Let $X(t)$ be a birth-death process. If $S_i$ is the sojourn time in state $i$, which cannot be assumed to be exponential, prove that $P(S_i \ge t + h) = P(S_i \ge t) P (S_i \ge h)$.
Book says it follows by the Markov property, but I can't figure out how to show it from that.

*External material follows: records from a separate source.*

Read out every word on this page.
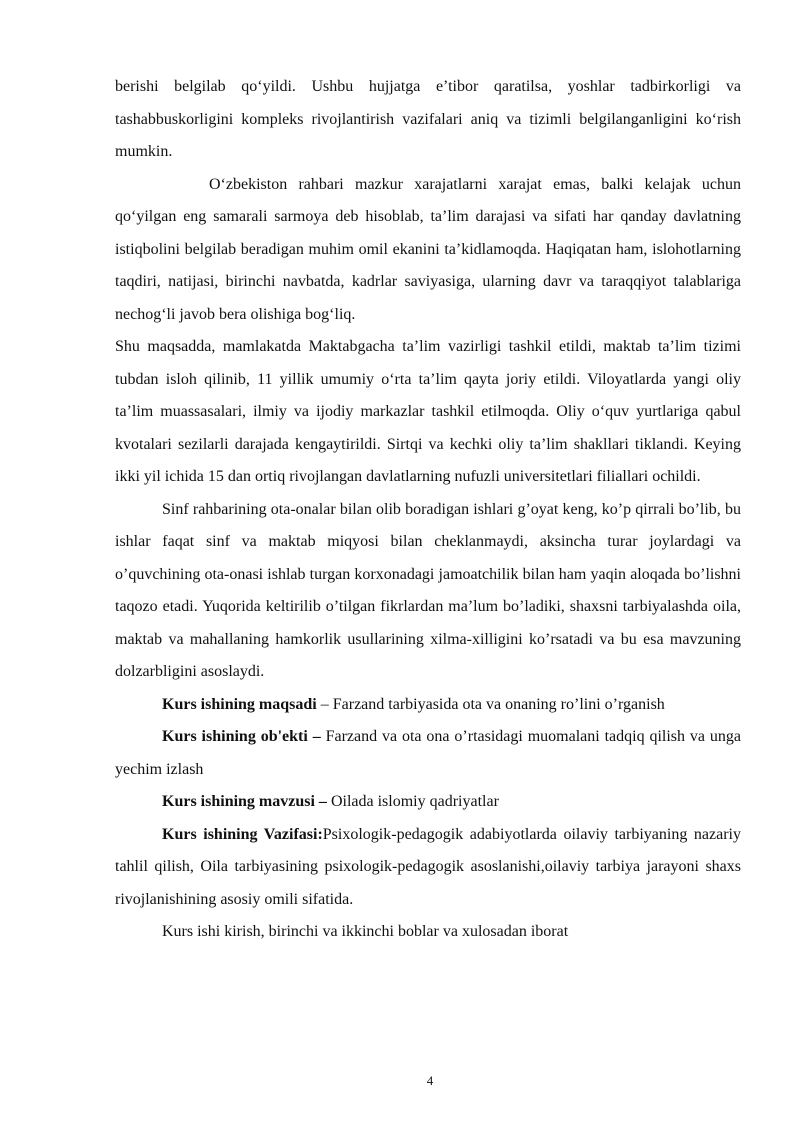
berishi belgilab qo‘yildi. Ushbu hujjatga e’tibor qaratilsa, yoshlar tadbirkorligi va tashabbuskorligini kompleks rivojlantirish vazifalari aniq va tizimli belgilanganligini ko‘rish mumkin.

O‘zbekiston rahbari mazkur xarajatlarni xarajat emas, balki kelajak uchun qo‘yilgan eng samarali sarmoya deb hisoblab, ta’lim darajasi va sifati har qanday davlatning istiqbolini belgilab beradigan muhim omil ekanini ta’kidlamoqda. Haqiqatan ham, islohotlarning taqdiri, natijasi, birinchi navbatda, kadrlar saviyasiga, ularning davr va taraqqiyot talablariga nechog‘li javob bera olishiga bog‘liq.

Shu maqsadda, mamlakatda Maktabgacha ta’lim vazirligi tashkil etildi, maktab ta’lim tizimi tubdan isloh qilinib, 11 yillik umumiy o‘rta ta’lim qayta joriy etildi. Viloyatlarda yangi oliy ta’lim muassasalari, ilmiy va ijodiy markazlar tashkil etilmoqda. Oliy o‘quv yurtlariga qabul kvotalari sezilarli darajada kengaytirildi. Sirtqi va kechki oliy ta’lim shakllari tiklandi. Keying ikki yil ichida 15 dan ortiq rivojlangan davlatlarning nufuzli universitetlari filiallari ochildi.

Sinf rahbarining ota-onalar bilan olib boradigan ishlari g’oyat keng, ko’p qirrali bo’lib, bu ishlar faqat sinf va maktab miqyosi bilan cheklanmaydi, aksincha turar joylardagi va o’quvchining ota-onasi ishlab turgan korxonadagi jamoatchilik bilan ham yaqin aloqada bo’lishni taqozo etadi. Yuqorida keltirilib o’tilgan fikrlardan ma’lum bo’ladiki, shaxsni tarbiyalashda oila, maktab va mahallaning hamkorlik usullarining xilma-xilligini ko’rsatadi va bu esa mavzuning dolzarbligini asoslaydi.

Kurs ishining maqsadi – Farzand tarbiyasida ota va onaning ro’lini o’rganish

Kurs ishining ob'ekti – Farzand va ota ona o’rtasidagi muomalani tadqiq qilish va unga yechim izlash

Kurs ishining mavzusi – Oilada islomiy qadriyatlar

Kurs ishining Vazifasi:Psixologik-pedagogik adabiyotlarda oilaviy tarbiyaning nazariy tahlil qilish, Oila tarbiyasining psixologik-pedagogik asoslanishi,oilaviy tarbiya jarayoni shaxs rivojlanishining asosiy omili sifatida.

Kurs ishi kirish, birinchi va ikkinchi boblar va xulosadan iborat

4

I know the Markov property says $P(X(t_k) = i_k | X(t_{k-1}) = i_{k-1}, X(t_{k-2}) = i_{k-2}, \dots) = P(X(t_k) = i_k | X(t_{k-1}) = i_{k-1})$ but I can't figure out the relationship that shows the above equality.
Anyone have any ideas?
Hint: $$\mathbb P\left[S_i > t+h\right] = \mathbb P\left[\bigcap_{0<s\le t+h}\{ X(s) = i\}\Big | X(0) = i\right]=\mathbb P\left[\bigcap_{t<s\le t+h}\{ X(s) = i\}\Big | \bigcap_{0\le s\le t}\{X(s)=i\}\right]\mathbb P\left[\bigcap_{0<s\le t}\{ X(s) = i\}\Big |X(0) = i\right]$$
Using the Markov proprety, $$\mathbb P\left[\bigcap_{t<s\le t+h}\{ X(s) = i\}\Big | \bigcap_{0\le s\le t}\{X(s)=i\}\right] = \mathbb P\left[\bigcap_{t<s\le t+h}\{ X(s) = i\}\Big | X(t) = i\right]$$